Наконец – и это лучше всего, выпавшего на их долю, – чахоточные умеют любить.

На кого бы ни обратилась их привязанность, они любят так, как другие не умеют любить. В женщине они видят то, что в ней ищет поэт, что в нее вложил Бог. Их любовь – постоянное созерцание и признательность – умрет с ними, но никогда не состарится. Для любви природа дала им энергию необычайную, энергию, зачастую ускоряющую их смерть. Огонь слишком силен для сосуда, и сосуд не выдерживает. Они тонут в источнике, черпая из него наслаждение.

Но пока смерть вечным холодом не обдаст их сердце, они не могут наглядеться, не могут насладиться любимою женщиною. Они любят так, как женщина может только желать быть любимой. Об их любви сохраняется вечное, святое воспоминание, потому что ей не было времени охладиться; они не достигают той поры, когда человек смотрит равнодушно на женщину, которую некогда боготворил. Они оставляют мир, веруя, что любили бы всегда так же сильно, засыпают, убаюканные мечтой, вполовину осуществившейся. И отходят они на вечный мир, как светлый весенний день, среди песен, цветов и звуков: ни один лист не упал с их дерева, ни один цветок не сжался и не утратил своего благоухания под суровым дуновением осени.

Так и Эдмон любил Елену.

Первые дни молодой счастливой четы – полное забвение мира, полное самозабвение, любовь безраздельная и безграничная!..

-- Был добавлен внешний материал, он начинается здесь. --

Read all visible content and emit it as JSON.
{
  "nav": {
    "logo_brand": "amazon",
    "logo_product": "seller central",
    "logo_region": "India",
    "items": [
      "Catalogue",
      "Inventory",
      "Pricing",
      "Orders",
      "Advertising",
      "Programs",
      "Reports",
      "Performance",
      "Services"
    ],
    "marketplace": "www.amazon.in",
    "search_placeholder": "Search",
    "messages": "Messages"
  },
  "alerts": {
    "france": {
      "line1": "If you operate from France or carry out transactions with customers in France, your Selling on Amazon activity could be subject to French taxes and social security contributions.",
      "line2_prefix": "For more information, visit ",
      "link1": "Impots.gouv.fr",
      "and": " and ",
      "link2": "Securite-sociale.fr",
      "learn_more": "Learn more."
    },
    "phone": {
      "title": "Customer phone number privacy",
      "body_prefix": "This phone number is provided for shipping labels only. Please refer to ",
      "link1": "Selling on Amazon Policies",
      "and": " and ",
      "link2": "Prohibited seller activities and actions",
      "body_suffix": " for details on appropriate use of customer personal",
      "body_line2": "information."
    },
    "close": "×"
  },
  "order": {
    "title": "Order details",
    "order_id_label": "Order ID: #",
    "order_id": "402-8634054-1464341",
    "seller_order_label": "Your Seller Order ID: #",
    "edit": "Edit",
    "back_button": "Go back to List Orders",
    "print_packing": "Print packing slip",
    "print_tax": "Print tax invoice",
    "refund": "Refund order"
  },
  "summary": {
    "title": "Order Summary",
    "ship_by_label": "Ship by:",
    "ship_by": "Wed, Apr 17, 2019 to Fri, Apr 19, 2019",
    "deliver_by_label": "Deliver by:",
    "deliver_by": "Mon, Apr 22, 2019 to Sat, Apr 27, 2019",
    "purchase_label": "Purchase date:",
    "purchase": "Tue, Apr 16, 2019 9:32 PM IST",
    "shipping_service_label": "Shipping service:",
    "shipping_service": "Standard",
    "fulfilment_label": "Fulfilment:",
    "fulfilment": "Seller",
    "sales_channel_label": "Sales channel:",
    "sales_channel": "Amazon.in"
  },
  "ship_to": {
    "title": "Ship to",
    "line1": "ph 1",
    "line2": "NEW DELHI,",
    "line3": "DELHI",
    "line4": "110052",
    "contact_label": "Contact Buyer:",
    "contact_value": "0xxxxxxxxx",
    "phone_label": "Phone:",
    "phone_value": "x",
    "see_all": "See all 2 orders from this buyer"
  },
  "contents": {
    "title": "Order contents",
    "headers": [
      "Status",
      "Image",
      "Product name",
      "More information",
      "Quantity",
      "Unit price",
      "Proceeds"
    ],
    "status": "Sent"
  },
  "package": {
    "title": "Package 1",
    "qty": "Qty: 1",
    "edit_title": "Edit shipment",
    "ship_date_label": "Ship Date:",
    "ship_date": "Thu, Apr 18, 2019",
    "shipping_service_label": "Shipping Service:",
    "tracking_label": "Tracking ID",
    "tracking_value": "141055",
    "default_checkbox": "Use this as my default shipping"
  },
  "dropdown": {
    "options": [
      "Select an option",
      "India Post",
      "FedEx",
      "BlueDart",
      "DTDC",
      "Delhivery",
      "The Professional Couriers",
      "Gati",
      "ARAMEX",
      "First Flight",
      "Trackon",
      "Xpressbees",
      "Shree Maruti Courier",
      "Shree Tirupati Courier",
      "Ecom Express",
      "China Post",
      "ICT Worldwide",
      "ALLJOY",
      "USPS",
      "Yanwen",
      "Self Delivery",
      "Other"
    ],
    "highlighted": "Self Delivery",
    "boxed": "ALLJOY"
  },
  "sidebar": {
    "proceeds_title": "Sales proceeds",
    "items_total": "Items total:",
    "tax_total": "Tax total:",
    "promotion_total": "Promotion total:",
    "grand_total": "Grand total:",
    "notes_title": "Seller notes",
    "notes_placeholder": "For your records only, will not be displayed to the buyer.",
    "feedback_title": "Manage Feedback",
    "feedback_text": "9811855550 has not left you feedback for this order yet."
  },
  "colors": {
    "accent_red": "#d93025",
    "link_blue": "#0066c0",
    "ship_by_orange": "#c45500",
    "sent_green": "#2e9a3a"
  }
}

Вспомним, какие надежды поселились в сердце Эдмона, когда он в церкви увидел Елену. «Этот ангел когда-нибудь может принадлежать мне», – думал он. Это когда-нибудь наступило: Елена была его.

Тогда он не знал определения судьбы, теперь оно ему было известно, и каждая минута, не посвященная любви, казалась ему посягательством на его счастье.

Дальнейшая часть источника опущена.